Claude Skills Are Incredible (But Claude Won't Use Them)
Claude Code's skills system is genuinely impressive. You can package domain expertise, best practices, and specialised workflows into reusable modules that extend what Claude can do. The architecture is elegant. The potential is huge.
There's just one problem: Claude barely uses them.
The activation problem
Skills are supposed to auto-activate based on their descriptions.
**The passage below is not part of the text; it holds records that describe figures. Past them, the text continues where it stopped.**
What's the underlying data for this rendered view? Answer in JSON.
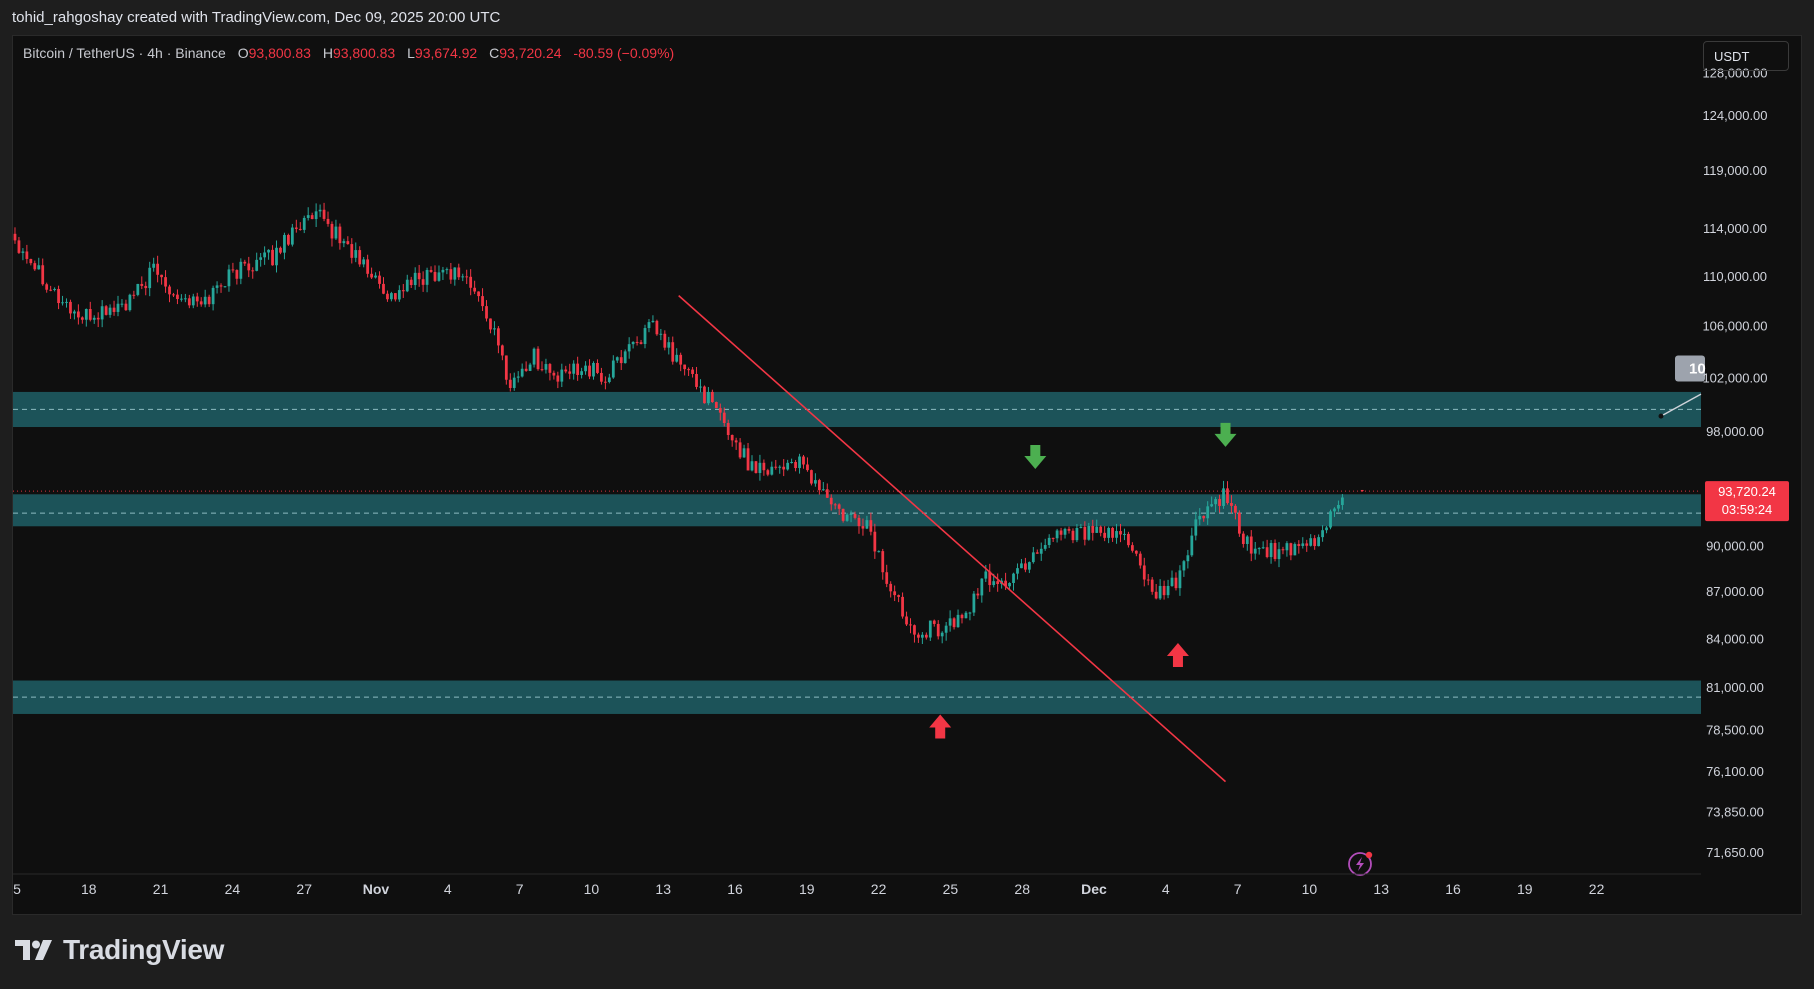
{
  "header": {
    "credit": "tohid_rahgoshay created with TradingView.com, Dec 09, 2025 20:00 UTC"
  },
  "legend": {
    "symbol": "Bitcoin / TetherUS · 4h · Binance",
    "open_label": "O",
    "open": "93,800.83",
    "high_label": "H",
    "high": "93,800.83",
    "low_label": "L",
    "low": "93,674.92",
    "close_label": "C",
    "close": "93,720.24",
    "change": "-80.59 (−0.09%)"
  },
  "currency_button": "USDT",
  "price_tag": {
    "price": "93,720.24",
    "countdown": "03:59:24",
    "color": "#f23645"
  },
  "price_scale_labels": [
    "128,000.00",
    "124,000.00",
    "119,000.00",
    "114,000.00",
    "110,000.00",
    "106,000.00",
    "102,000.00",
    "98,000.00",
    "90,000.00",
    "87,000.00",
    "84,000.00",
    "81,000.00",
    "78,500.00",
    "76,100.00",
    "73,850.00",
    "71,650.00"
  ],
  "time_axis_labels": [
    "5",
    "18",
    "21",
    "24",
    "27",
    "Nov",
    "4",
    "7",
    "10",
    "13",
    "16",
    "19",
    "22",
    "25",
    "28",
    "Dec",
    "4",
    "7",
    "10",
    "13",
    "16",
    "19",
    "22"
  ],
  "callout_label": "10",
  "branding": {
    "wordmark": "TradingView"
  },
  "colors": {
    "up": "#26a69a",
    "down": "#f23645",
    "zone": "#1f5f66",
    "trendline": "#f23645",
    "arrow_up": "#f23645",
    "arrow_down": "#4caf50"
  },
  "chart_data": {
    "type": "candlestick",
    "symbol": "BTCUSDT",
    "timeframe": "4h",
    "y_scale": "log",
    "ylim": [
      70800,
      131500
    ],
    "x_range": [
      "2025-10-14",
      "2025-12-24"
    ],
    "last": {
      "time": "2025-12-09 20:00",
      "open": 93800.83,
      "high": 93800.83,
      "low": 93674.92,
      "close": 93720.24,
      "change": -80.59,
      "change_pct": -0.09
    },
    "price_path": {
      "dates": [
        "2025-10-14",
        "2025-10-15",
        "2025-10-16",
        "2025-10-17",
        "2025-10-18",
        "2025-10-19",
        "2025-10-20",
        "2025-10-21",
        "2025-10-22",
        "2025-10-23",
        "2025-10-24",
        "2025-10-25",
        "2025-10-26",
        "2025-10-27",
        "2025-10-28",
        "2025-10-29",
        "2025-10-30",
        "2025-10-31",
        "2025-11-01",
        "2025-11-02",
        "2025-11-03",
        "2025-11-04",
        "2025-11-05",
        "2025-11-06",
        "2025-11-07",
        "2025-11-08",
        "2025-11-09",
        "2025-11-10",
        "2025-11-11",
        "2025-11-12",
        "2025-11-13",
        "2025-11-14",
        "2025-11-15",
        "2025-11-16",
        "2025-11-17",
        "2025-11-18",
        "2025-11-19",
        "2025-11-20",
        "2025-11-21",
        "2025-11-22",
        "2025-11-23",
        "2025-11-24",
        "2025-11-25",
        "2025-11-26",
        "2025-11-27",
        "2025-11-28",
        "2025-11-29",
        "2025-11-30",
        "2025-12-01",
        "2025-12-02",
        "2025-12-03",
        "2025-12-04",
        "2025-12-05",
        "2025-12-06",
        "2025-12-07",
        "2025-12-08",
        "2025-12-09"
      ],
      "close": [
        113500,
        111000,
        108200,
        106500,
        107200,
        107800,
        110500,
        108500,
        107600,
        109800,
        111000,
        111500,
        114300,
        114800,
        112800,
        110400,
        108300,
        109600,
        110500,
        110200,
        107000,
        101500,
        103600,
        101800,
        103000,
        101800,
        104500,
        105800,
        103300,
        101200,
        98500,
        95700,
        95400,
        95800,
        94000,
        91800,
        91500,
        87000,
        84600,
        84600,
        85200,
        87800,
        87600,
        89500,
        91000,
        91000,
        90600,
        90600,
        86500,
        87500,
        92000,
        93300,
        90000,
        89700,
        89500,
        90400,
        93720
      ]
    },
    "zones": [
      {
        "low": 98300,
        "high": 100900,
        "mid": 99600
      },
      {
        "low": 91300,
        "high": 93500,
        "mid": 92200
      },
      {
        "low": 79400,
        "high": 81400,
        "mid": 80400
      }
    ],
    "trendline": {
      "start": {
        "date": "2025-11-11",
        "price": 108400
      },
      "end": {
        "date": "2025-12-04",
        "price": 75500
      }
    },
    "markers": [
      {
        "type": "arrow_up",
        "date": "2025-11-22",
        "price": 78600
      },
      {
        "type": "arrow_down",
        "date": "2025-11-26",
        "price": 96200
      },
      {
        "type": "arrow_up",
        "date": "2025-12-02",
        "price": 82900
      },
      {
        "type": "arrow_down",
        "date": "2025-12-04",
        "price": 97800
      }
    ]
  }
}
When you're working on a React component and have a React skill installed, Claude should recognise the context and invoke the skill.
It doesn't.
Scott Spence ran over 200 tests to quantify this. Without intervention, skill activation is essentially a coin flip—around 50%. Half the time, Claude has access to specialised knowledge that would help, and just... ignores it.
The frustration isn't that skills don't work. They do. When Claude uses them, they're transformative. The frustration is that Claude seems almost reluctant to reach for tools that would make it better at its job.
Forcing the issue
Scott's solution is aggressive prompting. A three-step forced evaluation hook:
- EVALUATE: For each skill, state YES/NO with reason
- ACTIVATE: Use Skill() tool NOW
- IMPLEMENT: Only after activation
The key insight is that once Claude writes "YES - need reactive state" in its response, it's committed. It can't pretend the skill doesn't exist.
This pushes activation rates to 80-84%. Words like "MANDATORY", "WORTHLESS", and "CRITICAL" help. You're essentially arguing with Claude about whether it should use the tools it has access to.
It works. But it's absurd that we have to.
AGENTS.md outperforms skills
Vercel's agent evaluations found something telling: inline documentation in AGENTS.md files consistently outperforms skills in their benchmarks.
The implication is uncomfortable. When best practices are baked into the project's documentation—where Claude reads them as context—it follows them reliably. When the same knowledge is packaged as a skill that Claude needs to actively invoke, it often doesn't bother.
This tracks with how humans work, honestly. We're more likely to follow instructions we're already reading than to remember to consult a reference we have to go find. But Claude isn't human. There's no cognitive load excuse. The skill is right there, installed, described, waiting.
What this reveals
I think this is symptomatic of how current LLMs handle tool use. They're trained to be helpful in conversation, not to proactively reach for external capabilities. The default behaviour is to answer with what you know, not to check what you could know.
Skills are incredibly powerful for the cases where they activate. Vercelvercel Vercel is a cloud platform for frontend developers. It is used to deploy and host websites and web applications.'s React best practices, Anthropic's official skills, community-built domain expertise—these represent accumulated knowledge that can be invoked on demand. The framework is solid.
The activation behaviour is the bottleneck.
Practical advice
Until this improves at the model level:
- Use forced evaluation hooks if skill activation matters for your workflow. Scott's claude-code-toolkit packages this up
- Consider AGENTS.md for project-specific guidance that you want followed reliably
- Invoke skills explicitly in your prompts when you know you need them: "Use Skill(react-best-practices) for this component"
- Write very precise skill descriptions—vague descriptions make activation even less likely
Skills aren't broken. They're underleveraged by design. The workarounds exist. But it'd be nice if Claude just... used the tools it has.